Since the beginning of the year, the price of Brent, a benchmark for European markets, has already risen by almost 50% and closed on Friday at $ 76.17 per barrel. On the other hand, the increase in fuel was about 15%. The problem lies in the tax share, since about 60% of fuel prices are tax revenues. This means that the increase in the amount of raw materials only affects the remaining 40%.

inconsistency

Even a study by the Portuguese Association of Petroleum Companies (Apetro), published last Friday, testifies to this.

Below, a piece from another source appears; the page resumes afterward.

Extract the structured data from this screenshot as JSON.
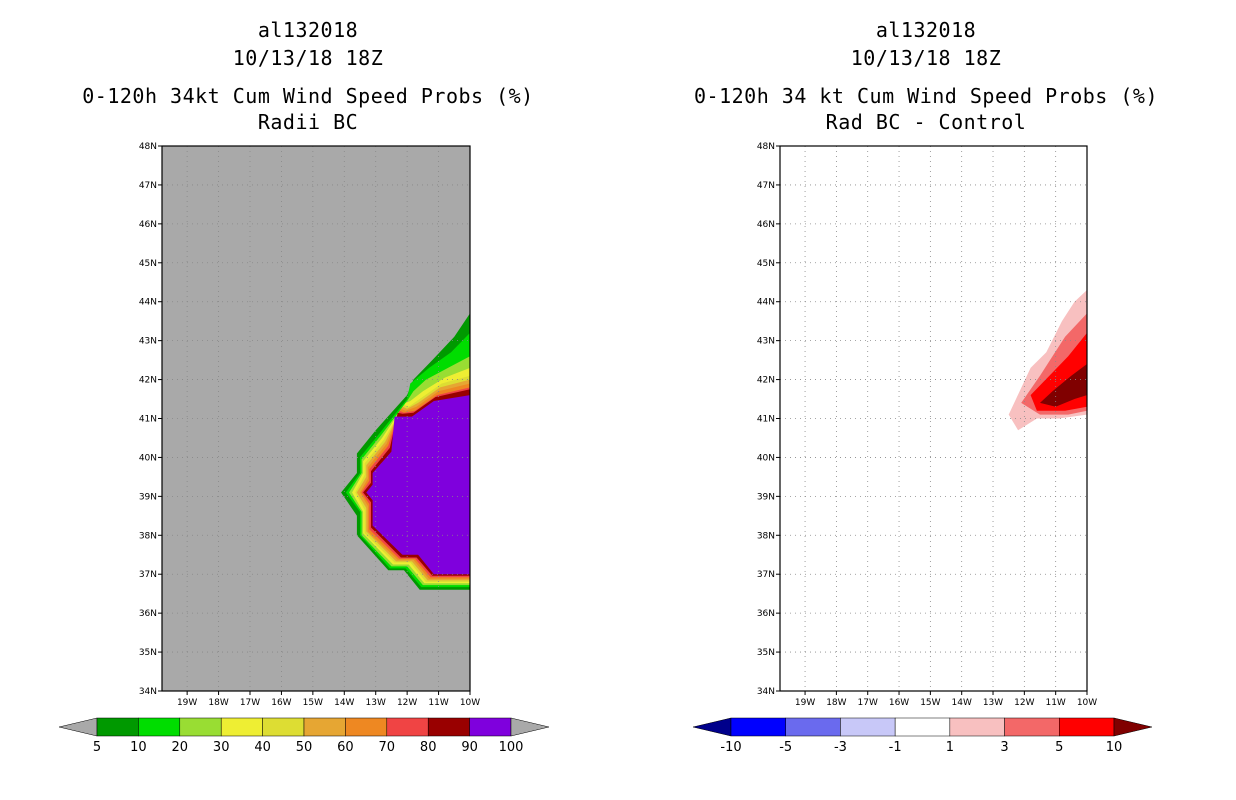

There is much speculation as to why, with oil and petroleum product prices well below the 2008 peak, pump selling prices are higher than at that time, Apetro admits, stressing that “the explanation for the increase , first of all, in the tax burden ”(ISP – tax on petroleum products and VAT – value added tax).

OPEC +, an alliance that brings together the Organization of Petroleum Exporting Countries and other relevant producers, especially Russia, met this week, but twice there was no agreement to increase production. Trading will resume today, but as Bloomberg warns, the lack of a deal could put pressure on an already tense market, potentially contributing to a sharp rise in oil prices. In fact, the opposite scenario is also possible. It should be remembered that in early 2020, the lack of an agreement between Saudi Arabia and Russia led to a price war that pushed oil prices very close to $ 20 a barrel.

“The current impasse is a clear sign of the UAE’s intentions: they have a clear mandate to increase production and want to have more influence,” said Amrita Sen, a consultant at Energy Aspect Ltd in London, quoted by Bloomberg.

Abu Dhabi has put forward the idea of ​​leaving OPEC at the end of 2020 as it intends to produce more oil to take advantage of the billions of dollars in investment it has put into expanding its capacity.

The cost may continue to rise

The stalemate recorded this week – and the refusal of UAE delegates to make any concessions – suggests tensions will persist. Paulo Rosa, an analyst at Banco Carregosa, recalls that last year, OPEC and its allies cut production to offset the sharp drop in demand caused by the pandemic, in particular the first restriction and disruption of the economy in spring 2020. “The economy is gradually recovering, driven by the development of vaccination programs. but oil supplies have not returned to pre-coronavirus levels, and if OPEC countries maintain discipline at current production levels, oil still has room to add value, ”he defends. Ricardo Evangelista from ActivTrades also believes that the rise in prices will continue. “With the continuation of the return to normal and the subsequent increase in demand, the price will remain at least at the current level, and may even rise if the OPEC + countries do not reach an agreement between them.”